Мы получили ответы от 25 епархиальных архиереев и 6 ректоров духовных школ. Пользуясь случаем, я хочу выразить искреннюю благодарность всем тем, кто проявил дисциплину, заинтересованность и высокую церковную сознательность, направив в Синодальную Богословскую комиссию свои ответы и соображения.

Те же преосвященные, кто по какой-либо причине не ответил или не смог ответить на запрос Синодальной Богословской комиссии, имеют возможность до конца этого года обсудить наше письмо в епархиях и духовных школах и представить свои соображения в Богословскую комиссию.

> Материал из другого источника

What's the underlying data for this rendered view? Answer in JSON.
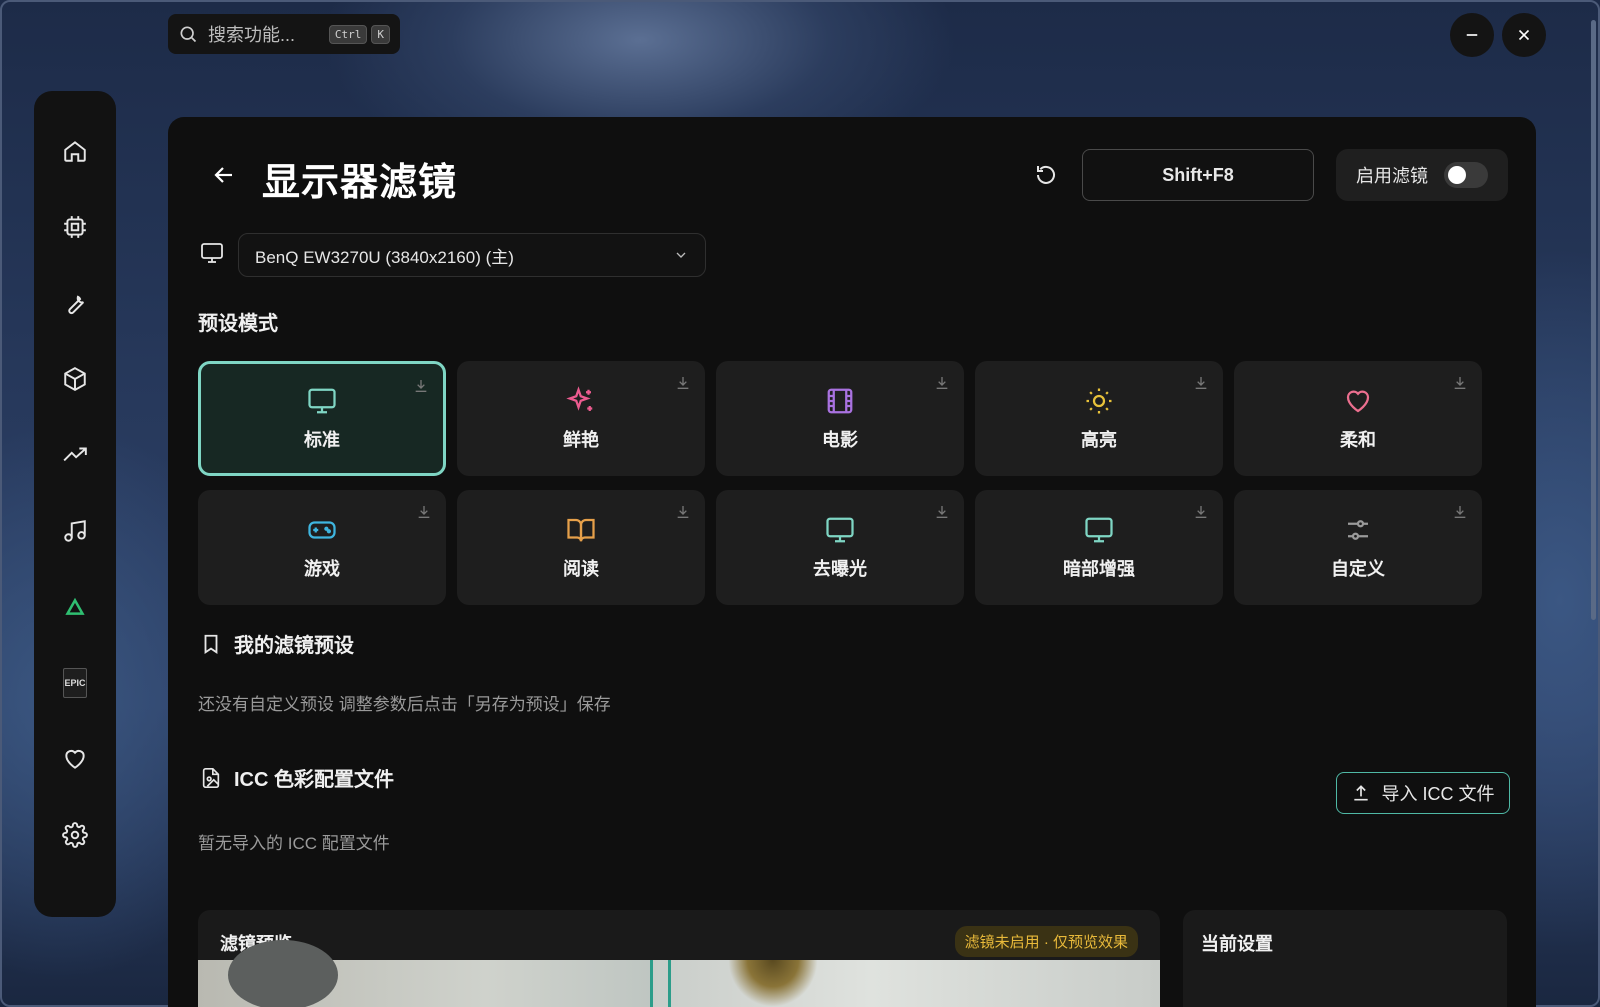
{
  "search": {
    "placeholder": "搜索功能...",
    "key1": "Ctrl",
    "key2": "K"
  },
  "window": {
    "minimize": "minimize-icon",
    "close": "close-icon"
  },
  "sidebar": {
    "items": [
      {
        "icon": "home-icon"
      },
      {
        "icon": "chip-icon"
      },
      {
        "icon": "wrench-icon"
      },
      {
        "icon": "package-icon"
      },
      {
        "icon": "trending-icon"
      },
      {
        "icon": "music-icon"
      },
      {
        "icon": "triangle-icon",
        "color": "#2fbf71"
      },
      {
        "icon": "epic-games-icon",
        "text": "EPIC"
      },
      {
        "icon": "heart-icon"
      },
      {
        "icon": "gear-icon"
      }
    ]
  },
  "header": {
    "title": "显示器滤镜",
    "shortcut": "Shift+F8",
    "enable_label": "启用滤镜",
    "enabled": false
  },
  "monitor": {
    "selected": "BenQ EW3270U (3840x2160) (主)"
  },
  "presets": {
    "title": "预设模式",
    "items": [
      {
        "label": "标准",
        "icon": "monitor-icon",
        "color": "#7fd6c4",
        "active": true
      },
      {
        "label": "鲜艳",
        "icon": "sparkles-icon",
        "color": "#ec5b8f"
      },
      {
        "label": "电影",
        "icon": "film-icon",
        "color": "#a972e0"
      },
      {
        "label": "高亮",
        "icon": "sun-icon",
        "color": "#e8c23a"
      },
      {
        "label": "柔和",
        "icon": "heart-icon",
        "color": "#ec6f8f"
      },
      {
        "label": "游戏",
        "icon": "gamepad-icon",
        "color": "#3fb6e0"
      },
      {
        "label": "阅读",
        "icon": "book-icon",
        "color": "#e6a04a"
      },
      {
        "label": "去曝光",
        "icon": "monitor-icon",
        "color": "#7fd6c4"
      },
      {
        "label": "暗部增强",
        "icon": "monitor-icon",
        "color": "#7fd6c4"
      },
      {
        "label": "自定义",
        "icon": "sliders-icon",
        "color": "#9a9a9a"
      }
    ]
  },
  "my_presets": {
    "title": "我的滤镜预设",
    "empty": "还没有自定义预设 调整参数后点击「另存为预设」保存"
  },
  "icc": {
    "title": "ICC 色彩配置文件",
    "import_label": "导入 ICC 文件",
    "empty": "暂无导入的 ICC 配置文件"
  },
  "preview": {
    "title": "滤镜预览",
    "badge": "滤镜未启用 · 仅预览效果"
  },
  "current": {
    "title": "当前设置"
  }
}
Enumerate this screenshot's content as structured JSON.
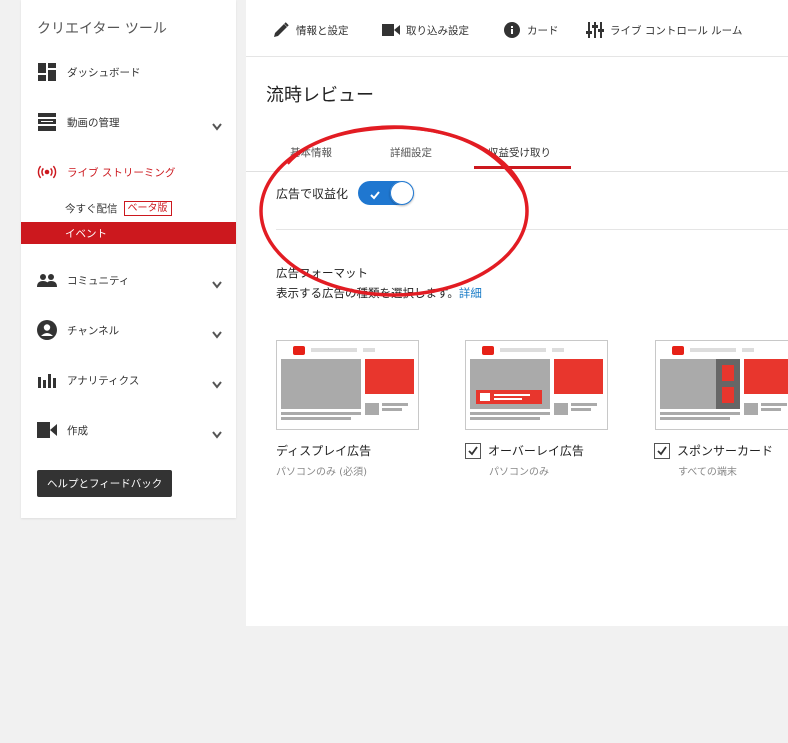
{
  "sidebar": {
    "title": "クリエイター ツール",
    "items": [
      {
        "label": "ダッシュボード",
        "icon": "dashboard-icon"
      },
      {
        "label": "動画の管理",
        "icon": "video-manager-icon"
      },
      {
        "label": "ライブ ストリーミング",
        "icon": "live-icon"
      },
      {
        "label": "コミュニティ",
        "icon": "community-icon"
      },
      {
        "label": "チャンネル",
        "icon": "channel-icon"
      },
      {
        "label": "アナリティクス",
        "icon": "analytics-icon"
      },
      {
        "label": "作成",
        "icon": "create-icon"
      }
    ],
    "sub": {
      "now_label": "今すぐ配信",
      "beta": "ベータ版",
      "events_label": "イベント"
    },
    "help_button": "ヘルプとフィードバック"
  },
  "toolbar": {
    "info_settings": "情報と設定",
    "ingest_settings": "取り込み設定",
    "cards": "カード",
    "live_control_room": "ライブ コントロール ルーム"
  },
  "main": {
    "title": "流時レビュー",
    "tabs": [
      "基本情報",
      "詳細設定",
      "収益受け取り"
    ],
    "active_tab": "収益受け取り",
    "monetize_label": "広告で収益化",
    "monetize_enabled": true,
    "ad_formats_title": "広告フォーマット",
    "ad_formats_desc": "表示する広告の種類を選択します。",
    "details_link": "詳細",
    "formats": [
      {
        "name": "ディスプレイ広告",
        "note": "パソコンのみ (必須)",
        "checkbox": false
      },
      {
        "name": "オーバーレイ広告",
        "note": "パソコンのみ",
        "checkbox": true,
        "checked": true
      },
      {
        "name": "スポンサーカード",
        "note": "すべての端末",
        "checkbox": true,
        "checked": true
      }
    ]
  },
  "colors": {
    "accent_red": "#cc181e",
    "toggle_blue": "#1f77d0",
    "link_blue": "#167ac6"
  }
}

В силу большого объема и тематической неоднородности сводного списка, а также в связи с тем, что нами пока получены не все ответы преосвященных и ректоров духовных школ, по решению Священного Синода мне поручено представить вашему вниманию лишь важнейшие предварительные положения “Перечня актуальных проблем, стоящих перед православным богословием”, составленного на основе полученных отзывов.

Работа над перечнем продолжается, и по решению Священного Синода Синодальная Богословская комиссия в своей дальнейшей деятельности должна будет руководствоваться его основными положениями. Вопросы, выходящие за рамки компетенции Богословской комиссии, и, прежде всего, церковно-практического порядка, будут направлены для изучения в соответствующие синодальные учреждения, комиссии и духовные школы.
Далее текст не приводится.